Safe Haskell | None |
---|---|
Language | Haskell2010 |
DAG-based model for morphosyntactic tagging.
Synopsis
- type Tag = Interp Tag
- simplify4gsr :: Tagset -> Interp Tag -> Tag
- simplify4dmb :: Tagset -> Interp Tag -> Tag
- data Concraft t
- saveModel :: (Ord t, Binary t) => FilePath -> Concraft t -> IO ()
- loadModel :: (Ord t, Binary t) => (Tagset -> t -> Tag) -> (Tagset -> t -> Tag) -> FilePath -> IO (Concraft t)
- guess :: Config Tag -> Concraft Tag -> Sent Tag -> Sent Tag
- data AnnoSent = AnnoSent {}
- data AnnoConf = AnnoConf {}
- annoAll :: AnnoConf -> Concraft Tag -> Sent Tag -> [AnnoSent]
- data TrainConf = TrainConf {}
- train :: TrainConf -> IO [Sent Tag] -> IO [Sent Tag] -> IO (Concraft Tag)
Types
Simplification
simplify4gsr :: Tagset -> Interp Tag -> Tag Source #
Simplify the tag for the sake of the guessing model.

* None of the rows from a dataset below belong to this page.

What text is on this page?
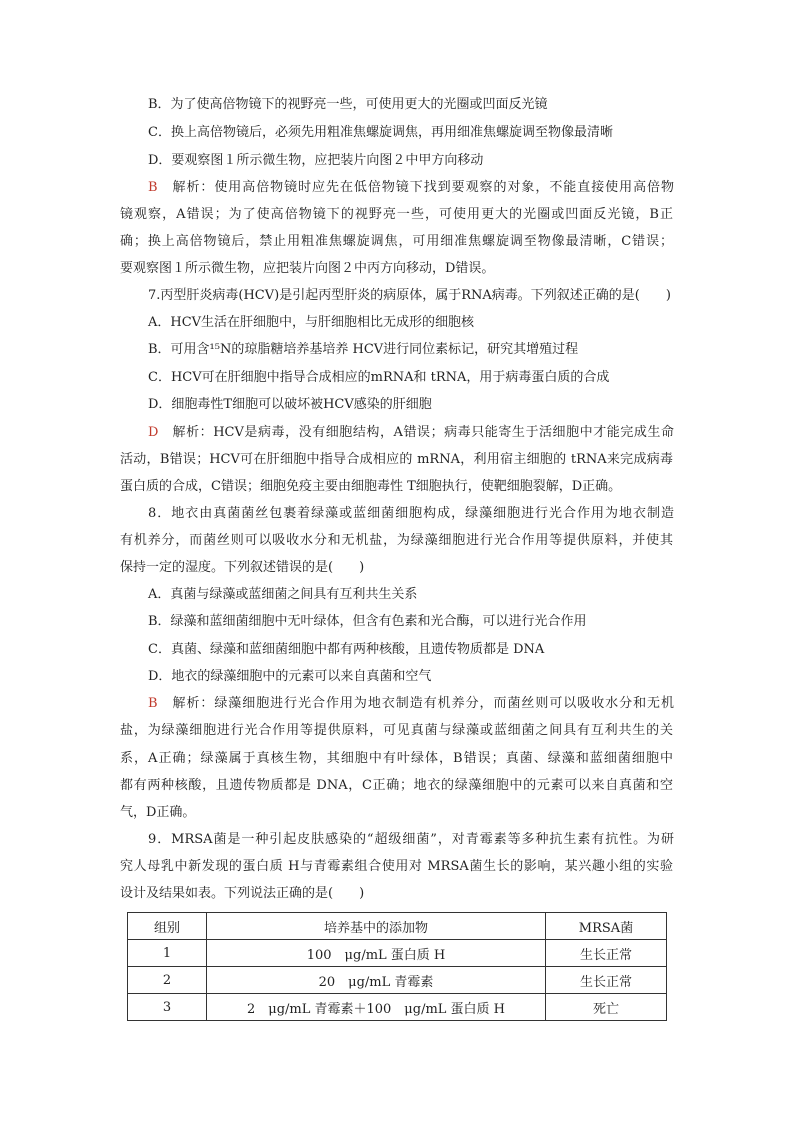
B．为了使高倍物镜下的视野亮一些，可使用更大的光圈或凹面反光镜
C．换上高倍物镜后，必须先用粗准焦螺旋调焦，再用细准焦螺旋调至物像最清晰
D．要观察图１所示微生物，应把装片向图２中甲方向移动
B　 解析：使用高倍物镜时应先在低倍物镜下找到要观察的对象，不能直接使用高倍物
镜观察，A错误；为了使高倍物镜下的视野亮一些，可使用更大的光圈或凹面反光镜，B正
确；换上高倍物镜后，禁止用粗准焦螺旋调焦，可用细准焦螺旋调至物像最清晰，C错误；
要观察图１所示微生物，应把装片向图２中丙方向移动，D错误。
7.丙型肝炎病毒(HCV)是引起丙型肝炎的病原体，属于RNA病毒。下列叙述正确的是(　　)
A．HCV生活在肝细胞中，与肝细胞相比无成形的细胞核
B．可用含¹⁵N的琼脂糖培养基培养 HCV进行同位素标记，研究其增殖过程
C．HCV可在肝细胞中指导合成相应的mRNA和 tRNA，用于病毒蛋白质的合成
D．细胞毒性T细胞可以破坏被HCV感染的肝细胞
D　 解析：HCV是病毒，没有细胞结构，A错误；病毒只能寄生于活细胞中才能完成生命
活动，B错误；HCV可在肝细胞中指导合成相应的 mRNA，利用宿主细胞的 tRNA来完成病毒
蛋白质的合成，C错误；细胞免疫主要由细胞毒性 T细胞执行，使靶细胞裂解，D正确。
8．地衣由真菌菌丝包裹着绿藻或蓝细菌细胞构成，绿藻细胞进行光合作用为地衣制造
有机养分，而菌丝则可以吸收水分和无机盐，为绿藻细胞进行光合作用等提供原料，并使其
保持一定的湿度。下列叙述错误的是(　　)
A．真菌与绿藻或蓝细菌之间具有互利共生关系
B．绿藻和蓝细菌细胞中无叶绿体，但含有色素和光合酶，可以进行光合作用
C．真菌、绿藻和蓝细菌细胞中都有两种核酸，且遗传物质都是 DNA
D．地衣的绿藻细胞中的元素可以来自真菌和空气
B　 解析：绿藻细胞进行光合作用为地衣制造有机养分，而菌丝则可以吸收水分和无机
盐，为绿藻细胞进行光合作用等提供原料，可见真菌与绿藻或蓝细菌之间具有互利共生的关
系，A正确；绿藻属于真核生物，其细胞中有叶绿体，B错误；真菌、绿藻和蓝细菌细胞中
都有两种核酸，且遗传物质都是 DNA，C正确；地衣的绿藻细胞中的元素可以来自真菌和空
气，D正确。
9．MRSA菌是一种引起皮肤感染的“超级细菌”，对青霉素等多种抗生素有抗性。为研
究人母乳中新发现的蛋白质 H与青霉素组合使用对 MRSA菌生长的影响，某兴趣小组的实验
设计及结果如表。下列说法正确的是(　　)
组别	培养基中的添加物	MRSA菌
1	100　μg/mL 蛋白质 H	生长正常
2	20　μg/mL 青霉素	生长正常
3	2　μg/mL 青霉素＋100　μg/mL 蛋白质 H	死亡
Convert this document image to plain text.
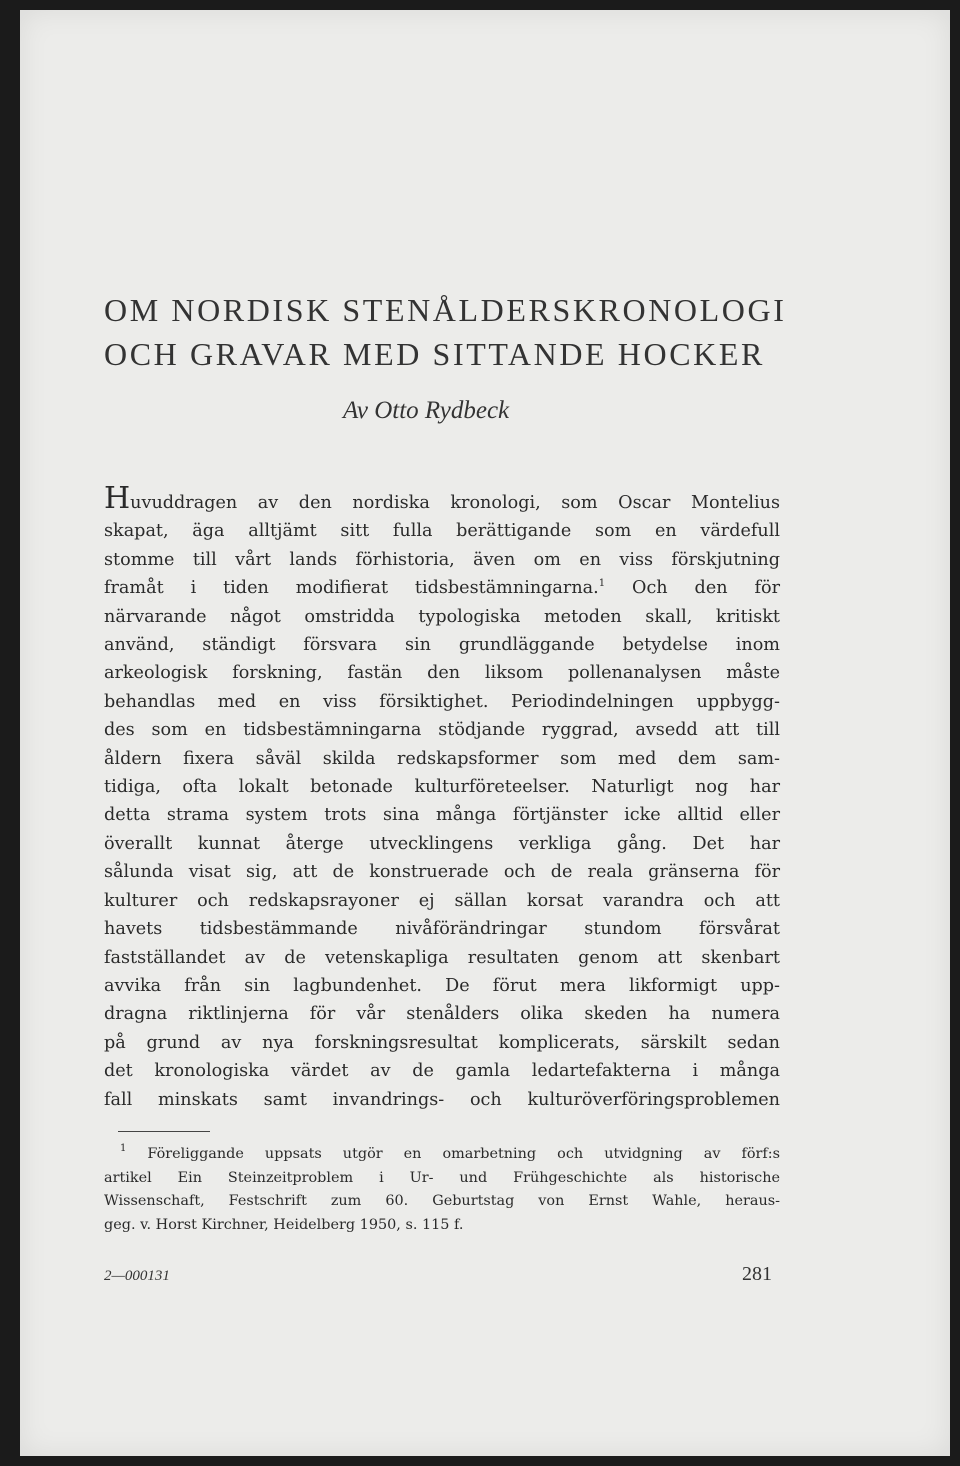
OM NORDISK STENÅLDERSKRONOLOGI
OCH GRAVAR MED SITTANDE HOCKER
Av Otto Rydbeck
Huvuddragen av den nordiska kronologi, som Oscar Montelius
skapat, äga alltjämt sitt fulla berättigande som en värdefull
stomme till vårt lands förhistoria, även om en viss förskjutning
framåt i tiden modifierat tidsbestämningarna.$^1$ Och den för
närvarande något omstridda typologiska metoden skall, kritiskt
använd, ständigt försvara sin grundläggande betydelse inom
arkeologisk forskning, fastän den liksom pollenanalysen måste
behandlas med en viss försiktighet. Periodindelningen uppbygg-
des som en tidsbestämningarna stödjande ryggrad, avsedd att till
åldern fixera såväl skilda redskapsformer som med dem sam-
tidiga, ofta lokalt betonade kulturföreteelser. Naturligt nog har
detta strama system trots sina många förtjänster icke alltid eller
överallt kunnat återge utvecklingens verkliga gång. Det har
sålunda visat sig, att de konstruerade och de reala gränserna för
kulturer och redskapsrayoner ej sällan korsat varandra och att
havets tidsbestämmande nivåförändringar stundom försvårat
fastställandet av de vetenskapliga resultaten genom att skenbart
avvika från sin lagbundenhet. De förut mera likformigt upp-
dragna riktlinjerna för vår stenålders olika skeden ha numera
på grund av nya forskningsresultat komplicerats, särskilt sedan
det kronologiska värdet av de gamla ledartefakterna i många
fall minskats samt invandrings- och kulturöverföringsproblemen
$^1$ Föreliggande uppsats utgör en omarbetning och utvidgning av förf:s
artikel Ein Steinzeitproblem i Ur- und Frühgeschichte als historische
Wissenschaft, Festschrift zum 60. Geburtstag von Ernst Wahle, heraus-
geg. v. Horst Kirchner, Heidelberg 1950, s. 115 f.
2—000131	281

TODO: it is also used in the evaluation script, which assumes that
simplify4gsr
simplifies to a positional tag. The name of the function
should reflect this, perhaps, or there should be two separate functions: one
dedicated to guesser, one dedicated to evaluation (and other more generic
things).
simplify4dmb :: Tagset -> Interp Tag -> Tag Source #
Simplify the tag for the sake of the disambiguation model.
Model
saveModel :: (Ord t, Binary t) => FilePath -> Concraft t -> IO () #
Save model in a file. Data is compressed using the gzip format.
:: (Ord t, Binary t) | |
=> (Tagset -> t -> Tag) | Guesser simplification function |
-> (Tagset -> t -> Tag) | Disamb simplification function |
-> FilePath | |
-> IO (Concraft t) |
Load model from a file.
Tagging
guess :: Config Tag -> Concraft Tag -> Sent Tag -> Sent Tag Source #
Tag the sentence with guessing marginal probabilities.
High level
Annotated sentence.
AnnoSent | |
|
Annotation config.
annoAll :: AnnoConf -> Concraft Tag -> Sent Tag -> [AnnoSent] Source #
Annotate all possibly interesting information.
Training
Training configuration.
TrainConf | |
|
Train concraft model. TODO: It should be possible to supply the two training procedures with different SGD arguments.